The study concluded that using voice commands to call contacts, dial phone numbers, change music, or send text messages is highly distracting. In fact, in a study of 10 model-year 2015 vehicles, three were deemed “moderately distracting,” six were deemed “highly distracting,” and one, the 2015 Mazda 6, as “very highly distracting.”
Just because these systems are being built into cars does not automatically mean that they are safe to use while driving. With distraction being one of the top causes of car accidents, putting another source of distraction at the fingertips of drivers is a dangerous idea. In 2013 alone, a total of 3,154 people were killed in accidents caused by distracted driving, with 424,000 others suffering injury.
Researchers believe that voice command technology simply doesn’t work well enough to be “ready” for use in vehicles, as the technology can be difficult to use and may have trouble recognizing commands.
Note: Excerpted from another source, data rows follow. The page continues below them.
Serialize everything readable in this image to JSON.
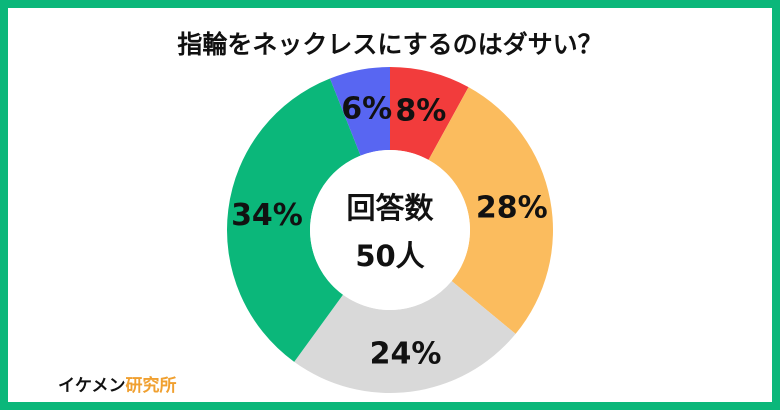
{
  "chart_data": {
    "type": "donut",
    "title": "指輪をネックレスにするのはダサい？",
    "values": [
      8,
      28,
      24,
      34,
      6
    ],
    "value_labels": [
      "8%",
      "28%",
      "24%",
      "34%",
      "6%"
    ],
    "colors": [
      "#f23c3c",
      "#fbbc5e",
      "#d9d9d9",
      "#0bb77a",
      "#5866f2"
    ],
    "center_label": [
      "回答数",
      "50人"
    ]
  },
  "footer": {
    "brand": "イケメン",
    "brand_accent": "研究所"
  }
}
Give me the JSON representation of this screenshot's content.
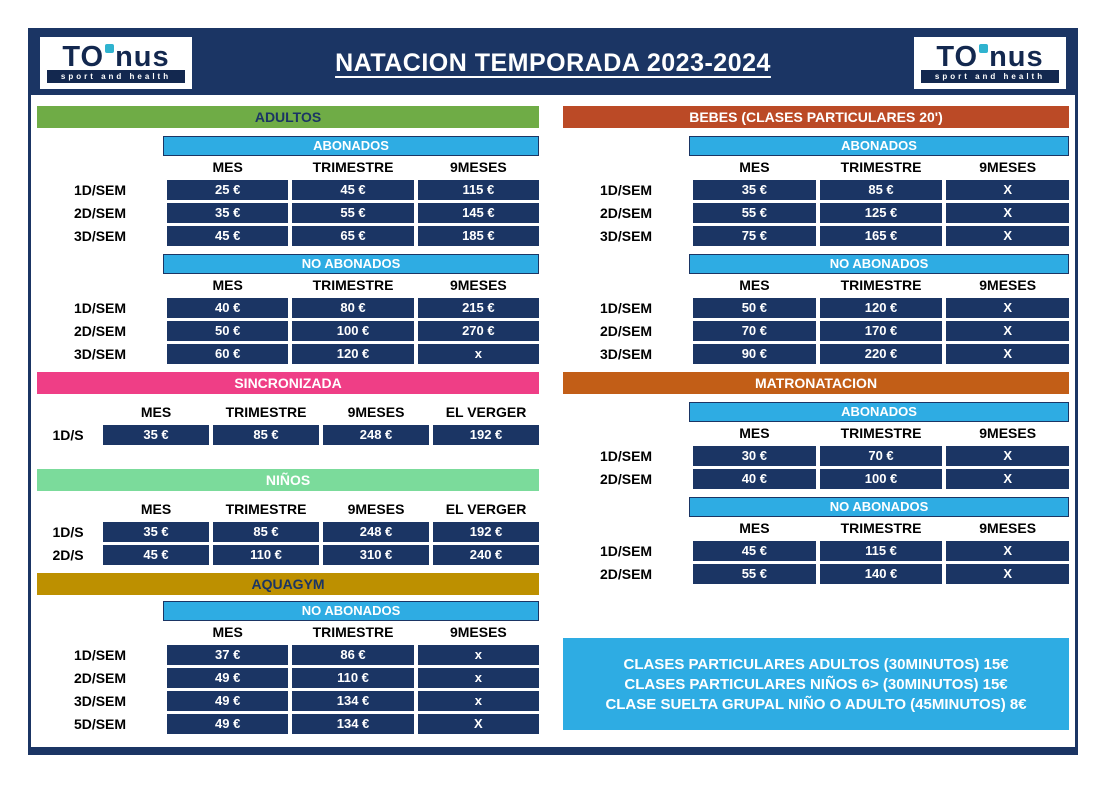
{
  "title": "NATACION TEMPORADA 2023-2024",
  "logo": {
    "brand_left": "TO",
    "brand_right": "nus",
    "tagline": "sport and health",
    "square_icon": "cyan-square"
  },
  "colors": {
    "navy": "#1B3564",
    "light_blue_band": "#2EACE3",
    "adultos_green": "#6FAC46",
    "sincronizada_pink": "#EF3E86",
    "ninos_green": "#7BDB9B",
    "aquagym_gold": "#BD9000",
    "bebes_brick": "#BB4A26",
    "matronatacion_orange": "#C25E17",
    "notes_blue": "#2EACE3",
    "cell_navy": "#1B3564"
  },
  "sections": {
    "adultos": {
      "title": "ADULTOS",
      "colors": {
        "bg": "#6FAC46",
        "fg": "#1B3564"
      },
      "blocks": [
        {
          "subtitle": "ABONADOS",
          "columns": [
            "MES",
            "TRIMESTRE",
            "9MESES"
          ],
          "rows": [
            {
              "label": "1D/SEM",
              "values": [
                "25 €",
                "45 €",
                "115 €"
              ]
            },
            {
              "label": "2D/SEM",
              "values": [
                "35 €",
                "55 €",
                "145 €"
              ]
            },
            {
              "label": "3D/SEM",
              "values": [
                "45 €",
                "65 €",
                "185 €"
              ]
            }
          ]
        },
        {
          "subtitle": "NO ABONADOS",
          "columns": [
            "MES",
            "TRIMESTRE",
            "9MESES"
          ],
          "rows": [
            {
              "label": "1D/SEM",
              "values": [
                "40 €",
                "80 €",
                "215 €"
              ]
            },
            {
              "label": "2D/SEM",
              "values": [
                "50 €",
                "100 €",
                "270 €"
              ]
            },
            {
              "label": "3D/SEM",
              "values": [
                "60 €",
                "120 €",
                "x"
              ]
            }
          ]
        }
      ]
    },
    "sincronizada": {
      "title": "SINCRONIZADA",
      "colors": {
        "bg": "#EF3E86",
        "fg": "#FFFFFF"
      },
      "blocks": [
        {
          "subtitle": null,
          "columns": [
            "MES",
            "TRIMESTRE",
            "9MESES",
            "EL VERGER"
          ],
          "rows": [
            {
              "label": "1D/S",
              "values": [
                "35 €",
                "85 €",
                "248 €",
                "192 €"
              ]
            }
          ]
        }
      ]
    },
    "ninos": {
      "title": "NIÑOS",
      "colors": {
        "bg": "#7BDB9B",
        "fg": "#FFFFFF"
      },
      "blocks": [
        {
          "subtitle": null,
          "columns": [
            "MES",
            "TRIMESTRE",
            "9MESES",
            "EL VERGER"
          ],
          "rows": [
            {
              "label": "1D/S",
              "values": [
                "35 €",
                "85 €",
                "248 €",
                "192 €"
              ]
            },
            {
              "label": "2D/S",
              "values": [
                "45 €",
                "110 €",
                "310 €",
                "240 €"
              ]
            }
          ]
        }
      ]
    },
    "aquagym": {
      "title": "AQUAGYM",
      "colors": {
        "bg": "#BD9000",
        "fg": "#1B3564"
      },
      "blocks": [
        {
          "subtitle": "NO ABONADOS",
          "columns": [
            "MES",
            "TRIMESTRE",
            "9MESES"
          ],
          "rows": [
            {
              "label": "1D/SEM",
              "values": [
                "37 €",
                "86 €",
                "x"
              ]
            },
            {
              "label": "2D/SEM",
              "values": [
                "49 €",
                "110 €",
                "x"
              ]
            },
            {
              "label": "3D/SEM",
              "values": [
                "49 €",
                "134 €",
                "x"
              ]
            },
            {
              "label": "5D/SEM",
              "values": [
                "49 €",
                "134 €",
                "X"
              ]
            }
          ]
        }
      ]
    },
    "bebes": {
      "title": "BEBES (CLASES PARTICULARES 20')",
      "colors": {
        "bg": "#BB4A26",
        "fg": "#FFFFFF"
      },
      "blocks": [
        {
          "subtitle": "ABONADOS",
          "columns": [
            "MES",
            "TRIMESTRE",
            "9MESES"
          ],
          "rows": [
            {
              "label": "1D/SEM",
              "values": [
                "35 €",
                "85 €",
                "X"
              ]
            },
            {
              "label": "2D/SEM",
              "values": [
                "55 €",
                "125 €",
                "X"
              ]
            },
            {
              "label": "3D/SEM",
              "values": [
                "75 €",
                "165 €",
                "X"
              ]
            }
          ]
        },
        {
          "subtitle": "NO ABONADOS",
          "columns": [
            "MES",
            "TRIMESTRE",
            "9MESES"
          ],
          "rows": [
            {
              "label": "1D/SEM",
              "values": [
                "50 €",
                "120 €",
                "X"
              ]
            },
            {
              "label": "2D/SEM",
              "values": [
                "70 €",
                "170 €",
                "X"
              ]
            },
            {
              "label": "3D/SEM",
              "values": [
                "90 €",
                "220 €",
                "X"
              ]
            }
          ]
        }
      ]
    },
    "matronatacion": {
      "title": "MATRONATACION",
      "colors": {
        "bg": "#C25E17",
        "fg": "#FFFFFF"
      },
      "blocks": [
        {
          "subtitle": "ABONADOS",
          "columns": [
            "MES",
            "TRIMESTRE",
            "9MESES"
          ],
          "rows": [
            {
              "label": "1D/SEM",
              "values": [
                "30 €",
                "70 €",
                "X"
              ]
            },
            {
              "label": "2D/SEM",
              "values": [
                "40 €",
                "100 €",
                "X"
              ]
            }
          ]
        },
        {
          "subtitle": "NO ABONADOS",
          "columns": [
            "MES",
            "TRIMESTRE",
            "9MESES"
          ],
          "rows": [
            {
              "label": "1D/SEM",
              "values": [
                "45 €",
                "115 €",
                "X"
              ]
            },
            {
              "label": "2D/SEM",
              "values": [
                "55 €",
                "140 €",
                "X"
              ]
            }
          ]
        }
      ]
    }
  },
  "notes": [
    "CLASES PARTICULARES ADULTOS (30MINUTOS) 15€",
    "CLASES PARTICULARES NIÑOS 6> (30MINUTOS) 15€",
    "CLASE SUELTA GRUPAL NIÑO O ADULTO (45MINUTOS) 8€"
  ]
}
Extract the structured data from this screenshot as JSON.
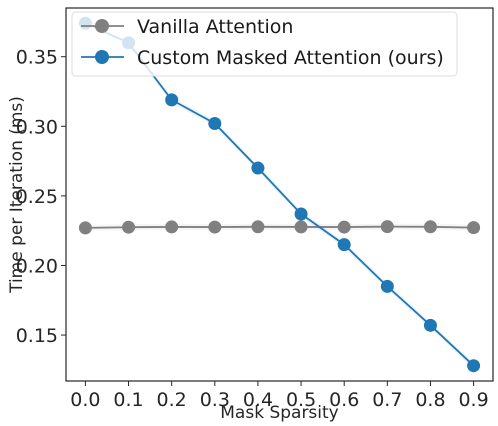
{
  "chart_data": {
    "type": "line",
    "title": "",
    "xlabel": "Mask Sparsity",
    "ylabel": "Time per Iteration (ms)",
    "x": [
      0.0,
      0.1,
      0.2,
      0.3,
      0.4,
      0.5,
      0.6,
      0.7,
      0.8,
      0.9
    ],
    "x_tick_labels": [
      "0.0",
      "0.1",
      "0.2",
      "0.3",
      "0.4",
      "0.5",
      "0.6",
      "0.7",
      "0.8",
      "0.9"
    ],
    "y_ticks": [
      0.15,
      0.2,
      0.25,
      0.3,
      0.35
    ],
    "y_tick_labels": [
      "0.15",
      "0.20",
      "0.25",
      "0.30",
      "0.35"
    ],
    "xlim": [
      -0.045,
      0.945
    ],
    "ylim": [
      0.117,
      0.385
    ],
    "grid": false,
    "legend_position": "top-left",
    "series": [
      {
        "name": "Vanilla Attention",
        "color": "#808080",
        "marker": "circle",
        "values": [
          0.227,
          0.2275,
          0.2277,
          0.2276,
          0.2278,
          0.2277,
          0.2276,
          0.2279,
          0.2278,
          0.2272
        ]
      },
      {
        "name": "Custom Masked Attention (ours)",
        "color": "#1f77b4",
        "marker": "circle",
        "values": [
          0.374,
          0.36,
          0.319,
          0.302,
          0.27,
          0.237,
          0.215,
          0.185,
          0.157,
          0.128
        ]
      }
    ]
  }
}
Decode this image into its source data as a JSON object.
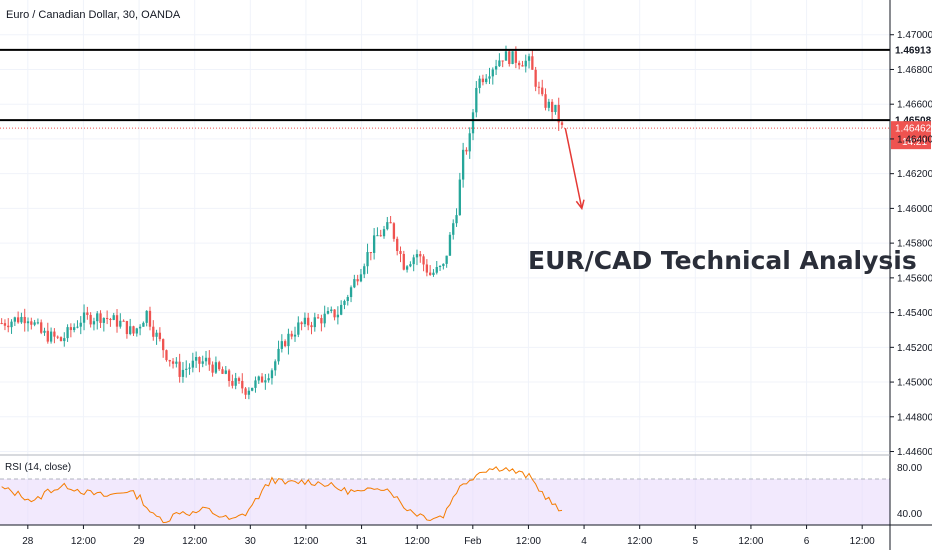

Google Now and Apple Siri have been rated as “highly distracting,” while Microsoft Cortana was classified as “highly” to “very highly” distracting.
Furthermore, many of these systems have been put into vehicles to control entertainment like Instagram, Facebook, Snapchat, Facetime, etc. Rather than trying to keep the driver’s attention on the road, it seems as though the technology is designed primarily for entertainment.
Drivers are advised to use the systems to support the primary task of driving (for instance, to change the radio or access navigation systems) and to keep the interaction brief.